Advice on bootstrapping complex kubernetes infrastructure

I’d like to get some perspective from the community. I work mostly with Kubernetes, and I see recurring problems that I wonder if others are also struggling with and if there are better solutions. I haven’t seen these specific issues addressed elsewhere, but they seem common enough and maybe someone has found a better solution that I missed.

A common use case I’ve seen for Terraform is to deploy a managed Kubernetes cluster (ex. AKS, EKS, GKE, etc) and managed nodes (ex. managed nodegroup, autoscaling group, etc). In this process, there may be some pre-node configuration that needs to be done in Kubernetes (ex. for CNI/CSI), and some post-node configuration to be completed before the cluster is made available for clients (ex. installing certain controllers, like cert-manager, ingress, etc).

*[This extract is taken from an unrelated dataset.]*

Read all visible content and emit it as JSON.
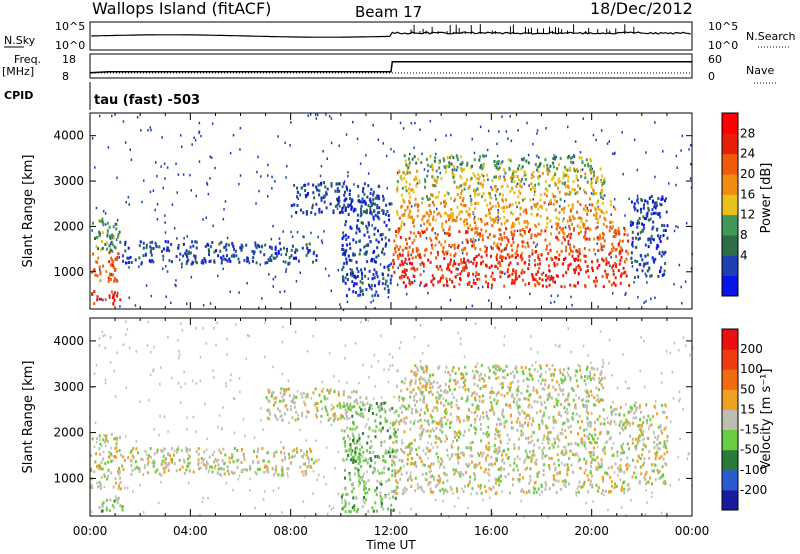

Possible issues I see during deployment:

  • Resources are deployed successfully, but not necessarily available right away - ex. EKS is ready, but there are network/DNS delays are preventing access to the API
  • Some resources (ex. controllers, nodes, etc) indirectly depend on other resources (ex. IAM policy attachments) that are not tracked by implicit dependencies (references) and are missed as explicit ones (ex. with depends_on)
  • Testing these issues is usually generally hard for a number of reasons, like random timeouts or different orders of execution

Possible issues I see during destruction:

  • Kubernetes controllers removed before their dependent resources, which Terraform is usually completely unaware of, causing sticky situations where things cannot easily be deleted
  • Controllers removed before their resources are finalized, leaving orphaned resources that may cost money (esp. LoadBalancers, volumes, nodes, etc)
  • Helm delete hooks that cannot run because the nodes are tainted or destroyed

Proposed solution:

I am considering a chain of null_resources “checkpoints”, with dependencies on each other representing the bootstrapping process - cluster_ready → plugins_ready → nodes_ready → controllers_ready → kuberentes_ready. Each checkpoint depends on additional resources as needed to be considered “ready” - ex. EKS for cluster_ready, or node instances for nodes_ready, etc. Precondition checks can also make sure the resources are actually available.

During create, this seems like it helps manage complex dependencies with a single reference (“nodes_ready”). During destroy, it seems like it helps ensure dependent resources (ex. kubernetes workloads) are cleaned up before allowing destruction of the “checkpoint” and its dependencies (ex. controllers). It can also be managed separately in the module and does not interfere with the normal dependency mechanisms of Terraform - resources can still reference each other and add their own explicit dependencies, as long they don’t cause a cycle with the checkpoints.

The most obvious alternative I considered is breaking the stages out as separate modules, but that just seems to move the complexity outside Terraform and does not itself ensure the modules run in the correct order, either.

Before proceeding further, I want to check with the broader community. I am concerned that this approach is unnecessarily complex, or maybe it is just a complex by its nature. Does the approach make sense to anyone else? Is there a better way to handle this?